Ser ou não ser notícia

Correia da Fonseca
Desta vez, depois de perscrutar o horizonte da «2:» e nela não avistar nada que me parecesse acolhedor, procurei refúgio na RTP Memória. É uma decisão não direi que desesperada, mas sem dúvida perigosa: naquele lugar de indiscriminada amálgama, é sempre possível deparar com velhas imagens de Salazar, o «velho abutre» do não suficientemente conhecido poema de Sophia, e nessa eventualidade lá se fica com o refúgio envenenado para o resto do serão, pelo menos. Mas tive sorte: estava a ser retransmitido um programa quase recente, coisa para um ou dois anos, e em estúdio, numa conversa conduzida por António Louçã (não há engano, escrevi António!), estavam os jornalistas Fernando Paulouro e Daniel Reis. Fiquei, naturalmente: não é todos os dias que se encontra a RTP a dar largo tempo de antena a jornalistas competentes, inteligentes e solidários. Para mais, o assunto por eles abordado era a vida dos mineiros da Panasqueira antes e depois de Abril. Trata-se de uma realidade terrivelmente exemplar da condição dos trabalhadores durante a ditadura fascista, e também na actualidade, com a contra-revolução legislativa já velhinha de vários anos e o poder do grande empresariado de novo em plena força sem que ninguém lhe tolhe as decisões mesmo quando tendencialmente assassinas. Sem que aqui seja possível relatar tudo quanto Daniel Reis e Fernando Paulouro contaram acerca dos tempos anteriores a 74, é forçoso registar que então, estando a generalidade dos mineiros condenados à morte em consequência da silicose, eram ainda assim obrigados a voltar às minas, isto é, a ir ao encontro do fim anunciado, pois de outro modo as famílias passariam fome, ou talvez se devesse dizer que passariam ainda mais fome.

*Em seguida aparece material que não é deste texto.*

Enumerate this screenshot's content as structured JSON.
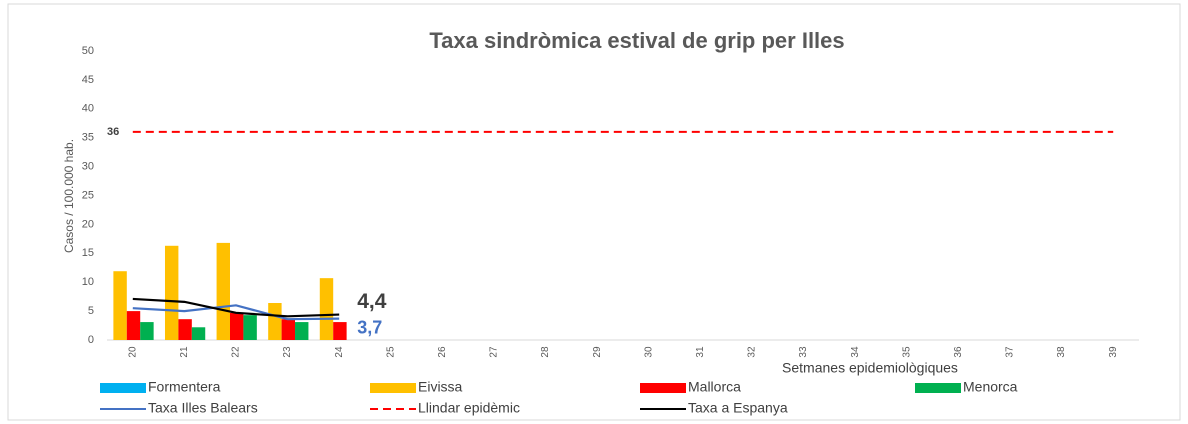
{
  "chart_data": {
    "type": "bar",
    "title": "Taxa sindròmica estival de grip per Illes",
    "x_label": "Setmanes epidemiològiques",
    "y_label": "Casos / 100.000 hab.",
    "categories": [
      "20",
      "21",
      "22",
      "23",
      "24",
      "25",
      "26",
      "27",
      "28",
      "29",
      "30",
      "31",
      "32",
      "33",
      "34",
      "35",
      "36",
      "37",
      "38",
      "39"
    ],
    "ylim": [
      0,
      50
    ],
    "yticks": [
      0,
      5,
      10,
      15,
      20,
      25,
      30,
      35,
      40,
      45,
      50
    ],
    "series": [
      {
        "name": "Formentera",
        "type": "bar",
        "color": "#00b0f0",
        "values": [
          null,
          null,
          null,
          null,
          null,
          null,
          null,
          null,
          null,
          null,
          null,
          null,
          null,
          null,
          null,
          null,
          null,
          null,
          null,
          null
        ]
      },
      {
        "name": "Eivissa",
        "type": "bar",
        "color": "#ffc000",
        "values": [
          11.9,
          16.3,
          16.8,
          6.4,
          10.7,
          null,
          null,
          null,
          null,
          null,
          null,
          null,
          null,
          null,
          null,
          null,
          null,
          null,
          null,
          null
        ]
      },
      {
        "name": "Mallorca",
        "type": "bar",
        "color": "#ff0000",
        "values": [
          5.0,
          3.6,
          4.7,
          3.6,
          3.1,
          null,
          null,
          null,
          null,
          null,
          null,
          null,
          null,
          null,
          null,
          null,
          null,
          null,
          null,
          null
        ]
      },
      {
        "name": "Menorca",
        "type": "bar",
        "color": "#00b050",
        "values": [
          3.1,
          2.2,
          4.3,
          3.1,
          null,
          null,
          null,
          null,
          null,
          null,
          null,
          null,
          null,
          null,
          null,
          null,
          null,
          null,
          null,
          null
        ]
      },
      {
        "name": "Taxa  Illes Balears",
        "type": "line",
        "color": "#4472c4",
        "values": [
          5.5,
          5.0,
          6.0,
          3.6,
          3.7,
          null,
          null,
          null,
          null,
          null,
          null,
          null,
          null,
          null,
          null,
          null,
          null,
          null,
          null,
          null
        ],
        "value_labels": [
          null,
          null,
          null,
          null,
          "3,7",
          null,
          null,
          null,
          null,
          null,
          null,
          null,
          null,
          null,
          null,
          null,
          null,
          null,
          null,
          null
        ]
      },
      {
        "name": "Llindar epidèmic",
        "type": "line",
        "dashed": true,
        "color": "#ff0000",
        "values": [
          36,
          36,
          36,
          36,
          36,
          36,
          36,
          36,
          36,
          36,
          36,
          36,
          36,
          36,
          36,
          36,
          36,
          36,
          36,
          36
        ],
        "value_labels": [
          "36",
          null,
          null,
          null,
          null,
          null,
          null,
          null,
          null,
          null,
          null,
          null,
          null,
          null,
          null,
          null,
          null,
          null,
          null,
          null
        ]
      },
      {
        "name": "Taxa a Espanya",
        "type": "line",
        "color": "#000000",
        "values": [
          7.1,
          6.6,
          4.7,
          4.1,
          4.4,
          null,
          null,
          null,
          null,
          null,
          null,
          null,
          null,
          null,
          null,
          null,
          null,
          null,
          null,
          null
        ],
        "value_labels": [
          null,
          null,
          null,
          null,
          "4,4",
          null,
          null,
          null,
          null,
          null,
          null,
          null,
          null,
          null,
          null,
          null,
          null,
          null,
          null,
          null
        ]
      }
    ]
  }
}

O depoimento de Daniel Reis foi particularmente pungente, pois o seu próprio pai, mineiro, morreu com a silicose contraída na mina. Quanto a Fernando Paulouro, que acompanhou todos esses anos de tragédias e lutas na qualidade de jornalista, pôde narrar, além do mais, o quanto custava nesses anos fazer jornalismo nesse bastião de coragem e honestidade que era então, como continua a ser, o «Jornal do Fundão». E foi ele que, a propósito da cortina de silêncio que a censura formal então interpunha entre a realidade e a população, referiu um «ensinamento» atribuído ao próprio ditador: «o que não é notícia não existe». Impressiona reflectir em como esta maquiavélica regra é plenamente aplicável ao fluxo informativo dos grande media actuais.

Saudade do que não houve

Entretanto, tive de voltar, por dever de ofício, aos telenoticiários do dia e, designadamente, às breves reportagens que cada canal tem vindo a fazer das actividades diárias dos candidatos às próximas eleições. Lá vi como, de um modo geral, dos candidatos que em maior ou menor grau ainda se lembram de Abril e o lembram aos portugueses, são escolhidos momentos pouco ou nada entusiasmantes que alguns repórteres acompanham com palavras envenenadas. E como do candidato do tandém PSD/CDS-PP, o tal «senhor Silva» do companheiro Alberto João, são dadas imagens em que surge envolvido por largos grupos de apoiantes excitadíssimos pela ilusão de que está ali o homem que os vai salvar do desemprego que é como uma nuvem negra a ameaçar o País inteiro, que vai restituir a cada um a possibilidade de gastar, de consumir. Talvez porque os grandes patrões gostam dele e ele gosta dos patrões. Aliás, não é difícil descobrir nos quatro cantos do País muitos pobres basbaques que olham Cavaco como uma reincarnação de um Salazar que nas suas memórias surge limpo dos crimes que encomendou ou consentiu, das fomes e outras formas de miséria que sob o seu comando grassaram de Norte a Sul, da tacanhez verdadeiramente miserável que desaproveitou o facto de Portugal ter sido, graças à geografia e apenas a ela, uma terra em paz numa Europa devastada pela guerra. Também os patrões gostavam de Salazar, o apoiavam tal como o actual grande patronato apoia Cavaco, e nem por isso o País deixou de ser, nesses anos atrozes, uma paisagem de desgraça e miséria. No silêncio, é certo: eram miséria e desgraça que não podiam ser notícia. E por isso «não existiam». Pior: por isso continuam a não existir, porque a realidade das décadas de Salazar continua a não ser notícia, sendo substituída por uma falsificação com tintas de nostalgia por qualquer coisa que não houve. Com razão ou sem ela, suspeito de que, muitas vezes, é essa falsificação que acciona mãos e gargantas que aplaudem em Cavaco um novo Salazar. Que aplaudem a impostura. Porque a verdade, não sendo notícia, não existe. Como lembrou Fernando Paulouro.